The Millers found out Tiffany wouldn’t be able to participate in a research program for her medical condition at Vanderbilt

University in Nashville, Tenn., and that their house — where they have lived for 10 years — was in foreclosure and would be sold on Dec. 7.

“Why is the sign on the house? Because we have raised our children not to tolerate bullying and to always stand up for themselves, and that is what we are doing,” Tiffany said.

“There is nothing I can do about this except what I’ve done. I want people to know we’ve done everything we were told and they’re still taking our house.”

When contacted about the matter, Tom Kelly, a media relations executive with Chase, said, “I am not sure how much information we can share because of privacy issues, but we’ll at least check into (the matter).”

He also deferred to Nancy Norris, a Chase spokeswoman who covers Georgia.

“We have our executive office looking into the case to make sure that everything is being done properly,” Norris said. “The fact is we work with our homeowners one on one and our first choice is always to do some kind of modification. We want to avoid foreclosure any possible way we can.”

If a customer does not qualify for mortgage modification, “we look at alternatives to them exiting the house that would not include foreclosure,” Norris said. “We look at all of that in a process that generally takes more than a year before a foreclosure would even happen.

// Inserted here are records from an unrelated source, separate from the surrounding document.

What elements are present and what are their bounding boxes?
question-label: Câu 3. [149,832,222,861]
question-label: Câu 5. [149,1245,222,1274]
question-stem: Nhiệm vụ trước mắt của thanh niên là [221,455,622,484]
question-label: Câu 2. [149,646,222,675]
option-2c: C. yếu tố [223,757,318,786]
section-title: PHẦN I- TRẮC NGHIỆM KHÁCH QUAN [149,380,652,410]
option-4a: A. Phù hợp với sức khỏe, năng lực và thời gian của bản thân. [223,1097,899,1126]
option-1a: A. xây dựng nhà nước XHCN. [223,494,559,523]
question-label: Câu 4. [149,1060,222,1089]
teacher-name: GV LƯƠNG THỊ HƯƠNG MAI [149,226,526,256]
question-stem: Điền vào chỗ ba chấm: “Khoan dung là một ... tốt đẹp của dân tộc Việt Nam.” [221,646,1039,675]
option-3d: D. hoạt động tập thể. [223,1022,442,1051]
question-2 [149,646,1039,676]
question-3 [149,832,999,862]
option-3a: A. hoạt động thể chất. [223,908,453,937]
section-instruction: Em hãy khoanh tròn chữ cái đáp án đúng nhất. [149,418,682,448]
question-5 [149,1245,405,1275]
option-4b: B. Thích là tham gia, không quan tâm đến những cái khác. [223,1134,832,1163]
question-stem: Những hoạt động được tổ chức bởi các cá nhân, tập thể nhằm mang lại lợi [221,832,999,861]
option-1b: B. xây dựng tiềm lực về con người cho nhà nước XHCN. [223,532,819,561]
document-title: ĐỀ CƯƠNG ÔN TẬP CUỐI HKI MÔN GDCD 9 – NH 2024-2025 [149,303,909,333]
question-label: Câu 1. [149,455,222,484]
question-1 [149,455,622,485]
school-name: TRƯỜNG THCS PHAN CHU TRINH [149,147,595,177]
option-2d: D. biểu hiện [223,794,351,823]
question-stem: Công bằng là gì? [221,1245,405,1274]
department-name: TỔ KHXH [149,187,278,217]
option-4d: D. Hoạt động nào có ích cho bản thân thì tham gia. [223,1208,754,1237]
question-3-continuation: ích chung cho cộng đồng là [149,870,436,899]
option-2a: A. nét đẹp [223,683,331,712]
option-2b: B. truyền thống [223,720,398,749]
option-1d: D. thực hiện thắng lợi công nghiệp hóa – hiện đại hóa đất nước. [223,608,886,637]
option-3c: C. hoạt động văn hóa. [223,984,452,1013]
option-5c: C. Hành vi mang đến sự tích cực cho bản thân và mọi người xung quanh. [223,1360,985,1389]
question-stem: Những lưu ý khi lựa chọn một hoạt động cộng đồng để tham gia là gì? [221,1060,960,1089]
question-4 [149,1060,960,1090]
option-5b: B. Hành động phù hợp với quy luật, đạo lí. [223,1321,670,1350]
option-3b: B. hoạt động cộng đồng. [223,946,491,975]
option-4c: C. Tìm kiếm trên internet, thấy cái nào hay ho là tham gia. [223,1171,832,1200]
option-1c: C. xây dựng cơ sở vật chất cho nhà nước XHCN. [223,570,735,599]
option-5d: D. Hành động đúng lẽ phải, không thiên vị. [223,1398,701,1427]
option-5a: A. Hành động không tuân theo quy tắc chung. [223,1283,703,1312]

“A homeowner would have to refuse all other options available to them in order for a foreclosure to happen.”

As for the derogatory signs, Norris wouldn’t offer a particular comment.

“It doesn’t change how we handle the case,” she said.

Come Dec. 7, if all isn’t worked out with Chase, the Millers might be found on the Hall County courthouse steps, “with our little signs and our address on it ... and (a message saying) ‘You are buying a stolen home.’”

“We will not go quietly into the night,” Tiffany said. “It is just not in our personality. It’s not who we are.”